Arranged chronologically, the exhibition opened with the neoclassical porcelain designed for Richard-Ginori: Ponti became the manufacturer’s artistic director in 1923, two years after graduating in architecture from Milan Polytechnic. Next he began designing silversmithery objects like candelabra and coffee pots for Christofle, and created the objets d’art division ‘Fontana Arte’ for the glass producer Luigi Fontana (which would become known for gorgeous lighting fixtures). Ponti also collaborated with Piero Fornasetti, who decorated some of the furniture pieces that Ponti designed for ‘Fontana Arte’, such as a black desk with exquisitely painted butterflies. The duo also teamed up on interior design projects for the San Remo casino (1950) and several apartments – Ponti designing the furniture and Fornasetti the decor.

Embracing a comprehensive Gesamtkunstwerk approach, Ponti’s focus on modernity, comfort and elegance led him to designing every element, down to the ashtrays, when he designed Milan’s first skyscraper. For Ponti, the Pirelli tower (1956) epitomised the “quality of industrial production”. In a TV interview, he said, “In architecture, the client’s the father and the architect’s the mother. One could say that this marriage worked really well for me.”

Pirelli Tower, Milan, 1960

Pirelli Tower, Milan, 1960
COURTESY: Paolo Monti

Indeed, Ponti loved Milan and loved being a proponent of the ‘made in Italy’ movement. His 1950s designs include the Leggera and Superleggera chairs for Cassina, named after the refined lightness of their forms.
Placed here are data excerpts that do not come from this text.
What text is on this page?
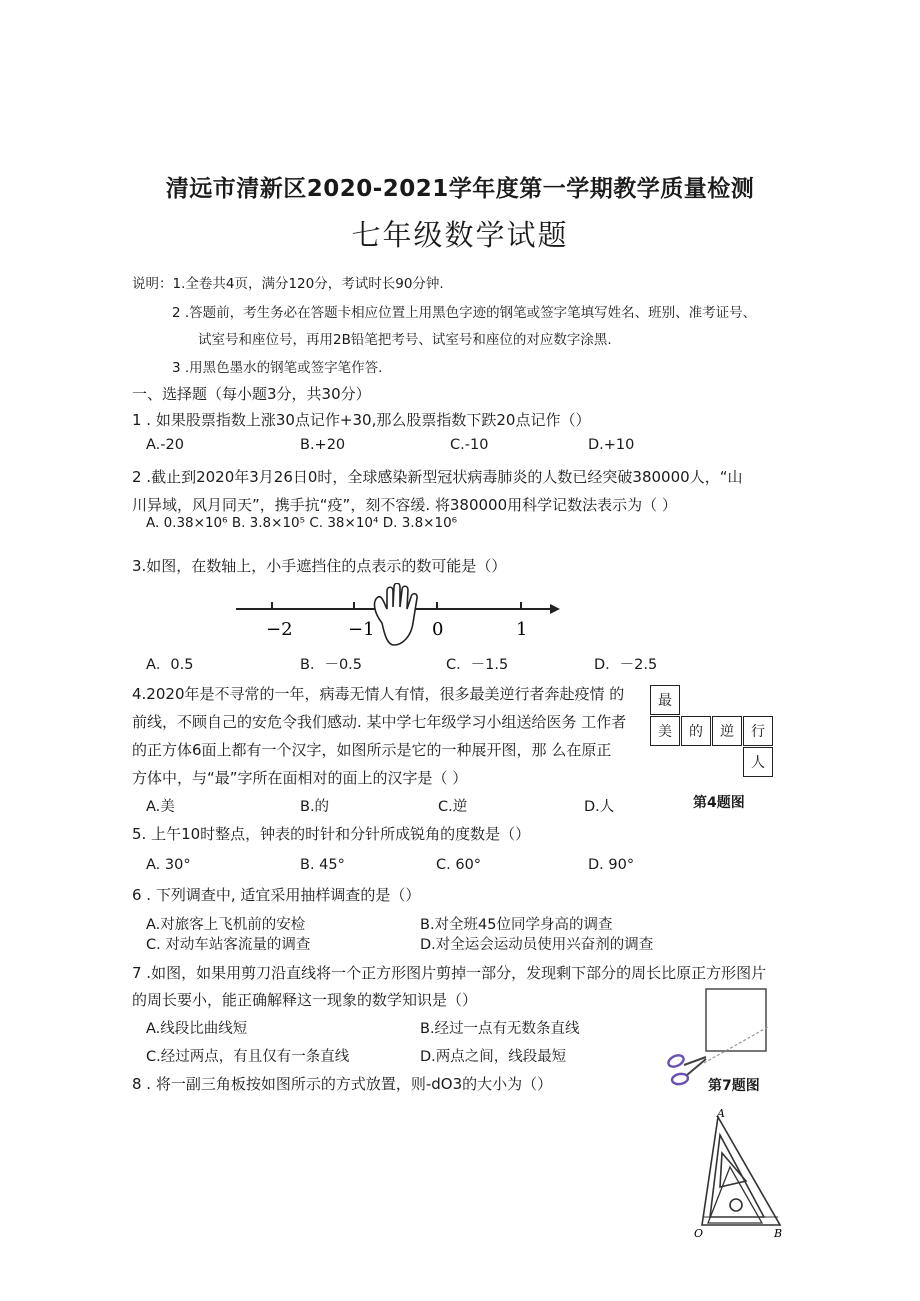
清远市清新区2020-2021学年度第一学期教学质量检测
七年级数学试题
说明：1.全卷共4页，满分120分，考试时长90分钟.
2 .答题前，考生务必在答题卡相应位置上用黑色字迹的钢笔或签字笔填写姓名、班别、准考证号、
试室号和座位号，再用2B铅笔把考号、试室号和座位的对应数字涂黑.
3 .用黑色墨水的钢笔或签字笔作答.
一、选择题（每小题3分，共30分）
1 . 如果股票指数上涨30点记作+30,那么股票指数下跌20点记作（）
A.-20	B.+20	C.-10	D.+10
2 .截止到2020年3月26日0时，全球感染新型冠状病毒肺炎的人数已经突破380000人，“山
川异域，风月同天”，携手抗“疫”，刻不容缓. 将380000用科学记数法表示为（ ）
A. 0.38×10⁶ B. 3.8×10⁵ C. 38×10⁴ D. 3.8×10⁶
3.如图，在数轴上，小手遮挡住的点表示的数可能是（）
−2	−1	0	1
A．0.5	B．－0.5	C．－1.5	D．－2.5
4.2020年是不寻常的一年，病毒无情人有情，很多最美逆行者奔赴疫情 的
前线，不顾自己的安危令我们感动. 某中学七年级学习小组送给医务 工作者
的正方体6面上都有一个汉字，如图所示是它的一种展开图，那 么在原正
方体中，与“最”字所在面相对的面上的汉字是（ ）
A.美	B.的	C.逆	D.人
最
美	的	逆	行
人
第4题图
5. 上午10时整点，钟表的时针和分针所成锐角的度数是（）
A. 30°	B. 45°	C. 60°	D. 90°
6 . 下列调查中, 适宜采用抽样调查的是（）
A.对旅客上飞机前的安检	B.对全班45位同学身高的调查
C. 对动车站客流量的调查	D.对全运会运动员使用兴奋剂的调查
7 .如图，如果用剪刀沿直线将一个正方形图片剪掉一部分，发现剩下部分的周长比原正方形图片
的周长要小，能正确解释这一现象的数学知识是（）
A.线段比曲线短	B.经过一点有无数条直线
C.经过两点，有且仅有一条直线	D.两点之间，线段最短
第7题图
8 . 将一副三角板按如图所示的方式放置，则-dO3的大小为（）
A
O	B
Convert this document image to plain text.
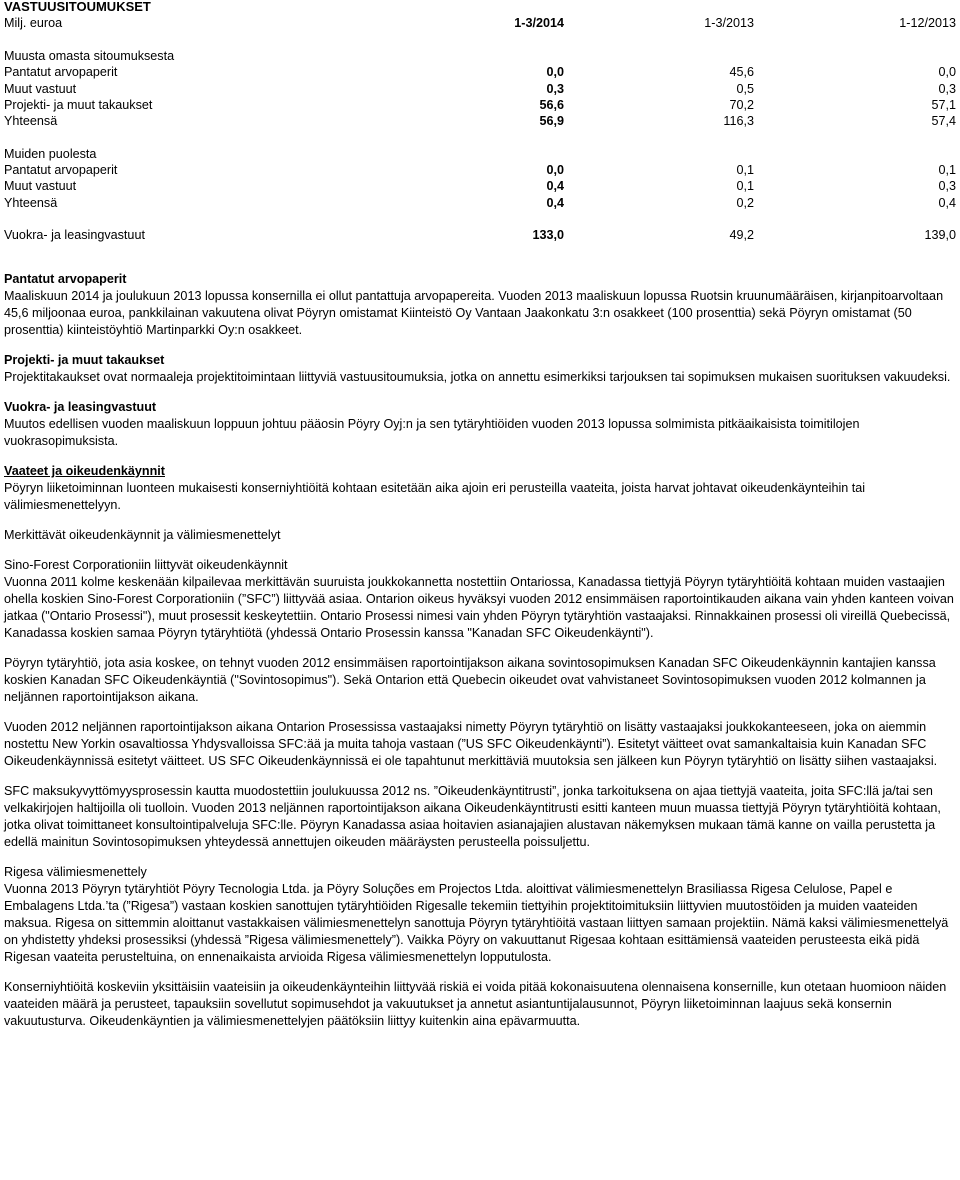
VASTUUSITOUMUKSET
Milj. euroa	1-3/2014	1-3/2013	1-12/2013

Muusta omasta sitoumuksesta			
Pantatut arvopaperit	0,0	45,6	0,0
Muut vastuut	0,3	0,5	0,3
Projekti- ja muut takaukset	56,6	70,2	57,1
Yhteensä	56,9	116,3	57,4

Muiden puolesta			
Pantatut arvopaperit	0,0	0,1	0,1
Muut vastuut	0,4	0,1	0,3
Yhteensä	0,4	0,2	0,4

Vuokra- ja leasingvastuut	133,0	49,2	139,0

Pantatut arvopaperit

Maaliskuun 2014 ja joulukuun 2013 lopussa konsernilla ei ollut pantattuja arvopapereita. Vuoden 2013 maaliskuun lopussa Ruotsin kruunumääräisen, kirjanpitoarvoltaan 45,6 miljoonaa euroa, pankkilainan vakuutena olivat Pöyryn omistamat Kiinteistö Oy Vantaan Jaakonkatu 3:n osakkeet (100 prosenttia) sekä Pöyryn omistamat (50 prosenttia) kiinteistöyhtiö Martinparkki Oy:n osakkeet.

Projekti- ja muut takaukset

Projektitakaukset ovat normaaleja projektitoimintaan liittyviä vastuusitoumuksia, jotka on annettu esimerkiksi tarjouksen tai sopimuksen mukaisen suorituksen vakuudeksi.

Vuokra- ja leasingvastuut

Muutos edellisen vuoden maaliskuun loppuun johtuu pääosin Pöyry Oyj:n ja sen tytäryhtiöiden vuoden 2013 lopussa solmimista pitkäaikaisista toimitilojen vuokrasopimuksista.

Vaateet ja oikeudenkäynnit

Pöyryn liiketoiminnan luonteen mukaisesti konserniyhtiöitä kohtaan esitetään aika ajoin eri perusteilla vaateita, joista harvat johtavat oikeudenkäynteihin tai välimiesmenettelyyn.

Merkittävät oikeudenkäynnit ja välimiesmenettelyt

Sino-Forest Corporationiin liittyvät oikeudenkäynnit

Vuonna 2011 kolme keskenään kilpailevaa merkittävän suuruista joukkokannetta nostettiin Ontariossa, Kanadassa tiettyjä Pöyryn tytäryhtiöitä kohtaan muiden vastaajien ohella koskien Sino-Forest Corporationiin (”SFC”) liittyvää asiaa. Ontarion oikeus hyväksyi vuoden 2012 ensimmäisen raportointikauden aikana vain yhden kanteen voivan jatkaa ("Ontario Prosessi"), muut prosessit keskeytettiin. Ontario Prosessi nimesi vain yhden Pöyryn tytäryhtiön vastaajaksi. Rinnakkainen prosessi oli vireillä Quebecissä, Kanadassa koskien samaa Pöyryn tytäryhtiötä (yhdessä Ontario Prosessin kanssa "Kanadan SFC Oikeudenkäynti").

Pöyryn tytäryhtiö, jota asia koskee, on tehnyt vuoden 2012 ensimmäisen raportointijakson aikana sovintosopimuksen Kanadan SFC Oikeudenkäynnin kantajien kanssa koskien Kanadan SFC Oikeudenkäyntiä ("Sovintosopimus"). Sekä Ontarion että Quebecin oikeudet ovat vahvistaneet Sovintosopimuksen vuoden 2012 kolmannen ja neljännen raportointijakson aikana.

Vuoden 2012 neljännen raportointijakson aikana Ontarion Prosessissa vastaajaksi nimetty Pöyryn tytäryhtiö on lisätty vastaajaksi joukkokanteeseen, joka on aiemmin nostettu New Yorkin osavaltiossa Yhdysvalloissa SFC:ää ja muita tahoja vastaan (”US SFC Oikeudenkäynti”). Esitetyt väitteet ovat samankaltaisia kuin Kanadan SFC Oikeudenkäynnissä esitetyt väitteet. US SFC Oikeudenkäynnissä ei ole tapahtunut merkittäviä muutoksia sen jälkeen kun Pöyryn tytäryhtiö on lisätty siihen vastaajaksi.

SFC maksukyvyttömyysprosessin kautta muodostettiin joulukuussa 2012 ns. ”Oikeudenkäyntitrusti”, jonka tarkoituksena on ajaa tiettyjä vaateita, joita SFC:llä ja/tai sen velkakirjojen haltijoilla oli tuolloin. Vuoden 2013 neljännen raportointijakson aikana Oikeudenkäyntitrusti esitti kanteen muun muassa tiettyjä Pöyryn tytäryhtiöitä kohtaan, jotka olivat toimittaneet konsultointipalveluja SFC:lle. Pöyryn Kanadassa asiaa hoitavien asianajajien alustavan näkemyksen mukaan tämä kanne on vailla perustetta ja edellä mainitun Sovintosopimuksen yhteydessä annettujen oikeuden määräysten perusteella poissuljettu.

Rigesa välimiesmenettely

Vuonna 2013 Pöyryn tytäryhtiöt Pöyry Tecnologia Ltda. ja Pöyry Soluções em Projectos Ltda. aloittivat välimiesmenettelyn Brasiliassa Rigesa Celulose, Papel e Embalagens Ltda.’ta (”Rigesa”) vastaan koskien sanottujen tytäryhtiöiden Rigesalle tekemiin tiettyihin projektitoimituksiin liittyvien muutostöiden ja muiden vaateiden maksua. Rigesa on sittemmin aloittanut vastakkaisen välimiesmenettelyn sanottuja Pöyryn tytäryhtiöitä vastaan liittyen samaan projektiin. Nämä kaksi välimiesmenettelyä on yhdistetty yhdeksi prosessiksi (yhdessä ”Rigesa välimiesmenettely”). Vaikka Pöyry on vakuuttanut Rigesaa kohtaan esittämiensä vaateiden perusteesta eikä pidä Rigesan vaateita perusteltuina, on ennenaikaista arvioida Rigesa välimiesmenettelyn lopputulosta.

Konserniyhtiöitä koskeviin yksittäisiin vaateisiin ja oikeudenkäynteihin liittyvää riskiä ei voida pitää kokonaisuutena olennaisena konsernille, kun otetaan huomioon näiden vaateiden määrä ja perusteet, tapauksiin sovellutut sopimusehdot ja vakuutukset ja annetut asiantuntijalausunnot, Pöyryn liiketoiminnan laajuus sekä konsernin vakuutusturva. Oikeudenkäyntien ja välimiesmenettelyjen päätöksiin liittyy kuitenkin aina epävarmuutta.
This quest for lightness saw him drawing inspiration from geometric, folded paper cut-outs for a cathedral in Taranto, a port city in southern Italy, and creating the glass facade of the Denver Art Museum’s north building, both in the 1970s.

Some of the highlights of Ponti’s career are explored in six rooms that nicely reconstruct key projects: his frescoes for Padua University (1930s); the Parco dei Principi Hotel in Sorrento, Italy (1960), (whose striking blue palette and pebbly ceramic walls recalled the Amalfi coast); and Villa Planchart (1955) in Caracas. (Martino Gamper was so impressed with the furnishings Ponti designed for the Parco dei Principi that he deconstructed some of the pieces for an exhibition at Nilufar Gallery in Milan in 2007.)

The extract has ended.